Javier María Prades López
Don Eugenio, durante una peregrinación diocesana de enfermos a Lourdes.

Conocí a Eugenio Romero en 1987. A primeros de octubre de aquel año llegábamos a Roma, tras un largo viaje en coche, Enrique González y yo. Éramos de los primeros sacerdotes madrileños que don Ángel Suquía enviaba a estudiar.

Para nosotros todo era nuevo. No conocíamos las costumbres de los centros eclesiásticos romanos. Por eso me llamó la atención aquel sacerdote calvo y muy cordial, que ayudaba a aprender los detalles de la vida cotidiana. Al poco de llegar, me pidieron que llevase a su casa, después de cenar, a un monseñor que vivía lejos. Eugenio se ofreció a acompañarnos. A la vuelta, aquel profesor gallego casi desconocido se interesó por mi formación, por mi vida eclesial, por mí. Y me contó también de sus trabajos y sus intereses. Poco a poco, descubrí que esa relación abierta y acogedora la tenía con muchas personas de la casa. Y aprendí una palabra desconocida: Uxío. Así lo llamaban los compañeros. Era amigo de sacerdotes muy diferentes entre sí, no sólo por temperamento, sino por sensibilidad eclesial. Ejercía noblemente de gallego.

Fumador, noctámbulo irredento, si había que buscarlo a alguna hora intempestiva lo mejor era subir a la máquina de microfilms de la biblioteca. Y cuando te lo encontrabas por casualidad raro sería que no empezase una conversación jugosa. Le escuchaba encantado mientras me hablaba sobre Ticonio y Agustín, o sobre la identidad europea forjada en el camino jacobeo, o sobre las excavaciones en el sepulcro del Apóstol, o sobre los libros de teología, de historia, de cultura que devoraba en las noches insomnes. Podía suceder también que él, estudioso reconocido, llamase a tu puerta para ver cómo estabas, y qué progresos hacías en los primeros pasos de la investigación. O, más insólito aún, te podía decir que pasaras a su habitación porque quería prestarte un libro reciente o retomar el hilo de una conversación interrumpida.

Había algo reconfortante en su experiencia cristiana. Después de años oyendo otras cosas, escuchabas —en realidad, veías— un cristianismo de la carne, de la novedad de Cristo, de Cristo en persona, semetipsum afferens. Y desgranaba ante ti los principios de una antropología cristiana: la gloria de Dios es el hombre viviente, y la vida del hombre es la visión de Dios.

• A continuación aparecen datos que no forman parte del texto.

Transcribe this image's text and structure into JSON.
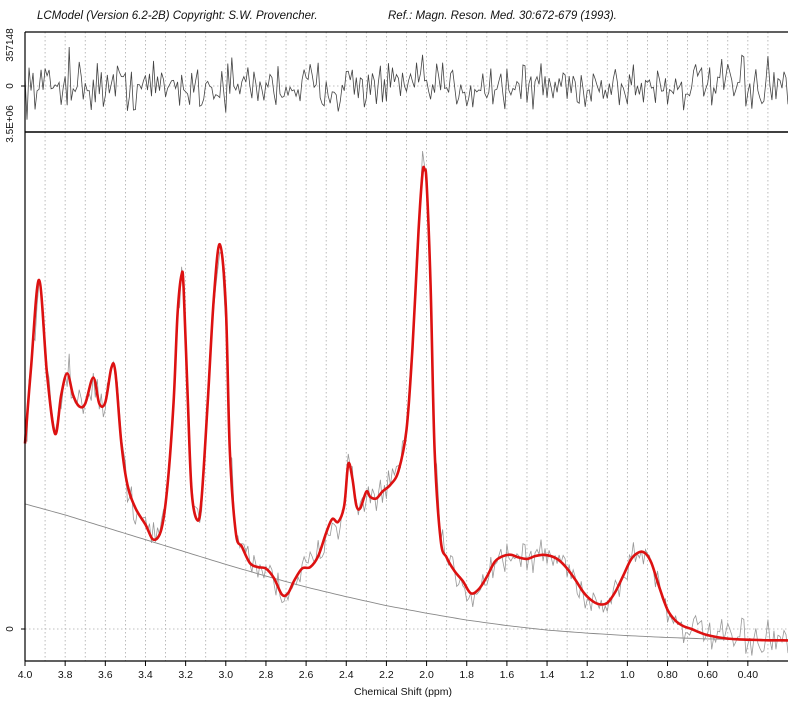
{
  "header": {
    "title": "LCModel (Version 6.2-2B) Copyright: S.W. Provencher.",
    "reference": "Ref.: Magn. Reson. Med. 30:672-679 (1993)."
  },
  "colors": {
    "fit": "#dd1111",
    "data": "#999999",
    "baseline": "#888888",
    "residual": "#444444",
    "grid": "#aaaaaa",
    "axis": "#000000"
  },
  "chart_data": [
    {
      "type": "line",
      "panel": "residuals",
      "ylim": [
        -357148,
        357148
      ],
      "ytick_labels": [
        "357148",
        "0"
      ],
      "xlim": [
        4.0,
        0.2
      ],
      "x_reversed": true,
      "series": [
        {
          "role": "residual",
          "x_range": [
            4.0,
            0.2
          ],
          "amplitude": 110000,
          "points": 380,
          "spike": {
            "x": 3.78,
            "y": 357148
          }
        }
      ]
    },
    {
      "type": "line",
      "panel": "spectrum",
      "xlabel": "Chemical Shift (ppm)",
      "xlim": [
        4.0,
        0.2
      ],
      "x_reversed": true,
      "ylim": [
        -100000,
        3500000
      ],
      "ytick_labels": [
        "3.5E+06",
        "0"
      ],
      "xticks": [
        4.0,
        3.8,
        3.6,
        3.4,
        3.2,
        3.0,
        2.8,
        2.6,
        2.4,
        2.2,
        2.0,
        1.8,
        1.6,
        1.4,
        1.2,
        1.0,
        0.8,
        0.6,
        0.4
      ],
      "xtick_labels": [
        "4.0",
        "3.8",
        "3.6",
        "3.4",
        "3.2",
        "3.0",
        "2.8",
        "2.6",
        "2.4",
        "2.2",
        "2.0",
        "1.8",
        "1.6",
        "1.4",
        "1.2",
        "1.0",
        "0.80",
        "0.60",
        "0.40"
      ],
      "grid": "vertical",
      "series": [
        {
          "role": "fit",
          "x": [
            4.0,
            3.97,
            3.93,
            3.89,
            3.85,
            3.82,
            3.79,
            3.76,
            3.73,
            3.7,
            3.66,
            3.63,
            3.6,
            3.57,
            3.55,
            3.52,
            3.49,
            3.45,
            3.4,
            3.36,
            3.32,
            3.29,
            3.26,
            3.24,
            3.22,
            3.21,
            3.19,
            3.17,
            3.14,
            3.12,
            3.09,
            3.06,
            3.03,
            3.0,
            2.98,
            2.95,
            2.92,
            2.88,
            2.84,
            2.8,
            2.76,
            2.72,
            2.69,
            2.66,
            2.62,
            2.58,
            2.54,
            2.5,
            2.47,
            2.44,
            2.41,
            2.39,
            2.37,
            2.35,
            2.33,
            2.3,
            2.28,
            2.25,
            2.22,
            2.18,
            2.14,
            2.1,
            2.07,
            2.04,
            2.02,
            2.01,
            2.0,
            1.98,
            1.96,
            1.93,
            1.9,
            1.86,
            1.82,
            1.78,
            1.74,
            1.7,
            1.66,
            1.62,
            1.58,
            1.54,
            1.5,
            1.46,
            1.42,
            1.38,
            1.34,
            1.3,
            1.26,
            1.22,
            1.18,
            1.14,
            1.1,
            1.06,
            1.02,
            0.98,
            0.94,
            0.91,
            0.88,
            0.84,
            0.8,
            0.76,
            0.72,
            0.68,
            0.64,
            0.6,
            0.55,
            0.5,
            0.45,
            0.4,
            0.35,
            0.3,
            0.25,
            0.2
          ],
          "y": [
            1350000,
            1900000,
            2540000,
            1850000,
            1420000,
            1700000,
            1860000,
            1700000,
            1620000,
            1640000,
            1830000,
            1640000,
            1650000,
            1900000,
            1870000,
            1350000,
            1050000,
            880000,
            760000,
            650000,
            730000,
            1050000,
            1650000,
            2300000,
            2580000,
            2480000,
            1700000,
            1000000,
            790000,
            960000,
            1650000,
            2400000,
            2800000,
            2350000,
            1300000,
            700000,
            600000,
            480000,
            450000,
            440000,
            370000,
            250000,
            260000,
            350000,
            440000,
            450000,
            530000,
            700000,
            800000,
            780000,
            900000,
            1200000,
            1100000,
            900000,
            880000,
            1000000,
            960000,
            950000,
            1000000,
            1050000,
            1150000,
            1450000,
            2050000,
            2900000,
            3320000,
            3340000,
            3250000,
            2500000,
            1300000,
            650000,
            520000,
            420000,
            350000,
            260000,
            290000,
            380000,
            490000,
            530000,
            540000,
            520000,
            510000,
            530000,
            540000,
            530000,
            500000,
            440000,
            360000,
            270000,
            210000,
            180000,
            190000,
            270000,
            390000,
            510000,
            560000,
            550000,
            480000,
            300000,
            140000,
            60000,
            20000,
            0,
            -25000,
            -45000,
            -60000,
            -70000,
            -75000,
            -78000,
            -80000,
            -82000,
            -82000,
            -83000
          ]
        },
        {
          "role": "data",
          "description_of_noise": "raw spectrum = fit + residual"
        },
        {
          "role": "baseline",
          "x": [
            4.0,
            3.8,
            3.6,
            3.4,
            3.2,
            3.0,
            2.8,
            2.6,
            2.4,
            2.2,
            2.0,
            1.8,
            1.6,
            1.4,
            1.2,
            1.0,
            0.8,
            0.6,
            0.4,
            0.2
          ],
          "y": [
            910000,
            830000,
            740000,
            650000,
            560000,
            470000,
            385000,
            305000,
            235000,
            170000,
            115000,
            65000,
            25000,
            -8000,
            -30000,
            -48000,
            -62000,
            -72000,
            -78000,
            -82000
          ]
        }
      ]
    }
  ]
}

En aquellos primeros compases romanos, encontrarse con un hombre tan eclesial, y por eso tan poco clerical, al que se podía tomar el pelo (en sentido figurado, como es lógico…) y del que se aprendía tanto, era una bocanada de aire fresco.

Cuando volvía los domingos, después de haber estado con el padre Orbe en la Gregoriana, aparecía su faceta de discípulo. La relación entre ambos iba más allá de lo académico. Solía contar lo que para él había significado en los difíciles momentos del 68 el encuentro no sólo teológico, sino de fe, con el jesuita guipuzcoano. La colaboración entre el investigador gallego y el doctísimo patrólogo romano, que duró hasta el fallecimiento de Orbe, es bien conocida por todos.

Recuerdo con cariño unas Navidades que pasé en Roma para acelerar el ritmo de estudio. Eran días más familiares porque nos quedábamos un pequeño grupo en la casa. Y allí estaba Eugenio. ¡Lo que nos podíamos reir en la mesa con las anécdotas de don Antonio Vicent, al que Uxío pinchaba deliciosamente para que contase sus peripecias más divertidas! Uno y otro se replicaban, a cada paso: «Pero, ¡qué barbaridad!». La exclamación llegó a convertirse en una especie de saludo, de reconocimiento recíproco. Así fueron transcurriendo los períodos de convivencia en la Iglesia de Monserrat hasta que volví a Madrid en octubre de 1991.

En el Año Santo de 1993, hice un viaje relámpago a Santiago de Compostela con un grupo de amigos. No me había dado tiempo ni de avisarle, pero decidimos pasar por el seminario a saludarlo. Nos recibió como si nos esperase desde hacía días y se vino a cenar con nosotros. Pagó la cuenta y nos habló en la sobremesa con una confianza que sorprendió a mis amigos. Cuando algunos años después fue nombrado obispo auxiliar de Madrid empezó a ser don Eugenio. Pero ese capítulo habrá que contarlo en otra ocasión.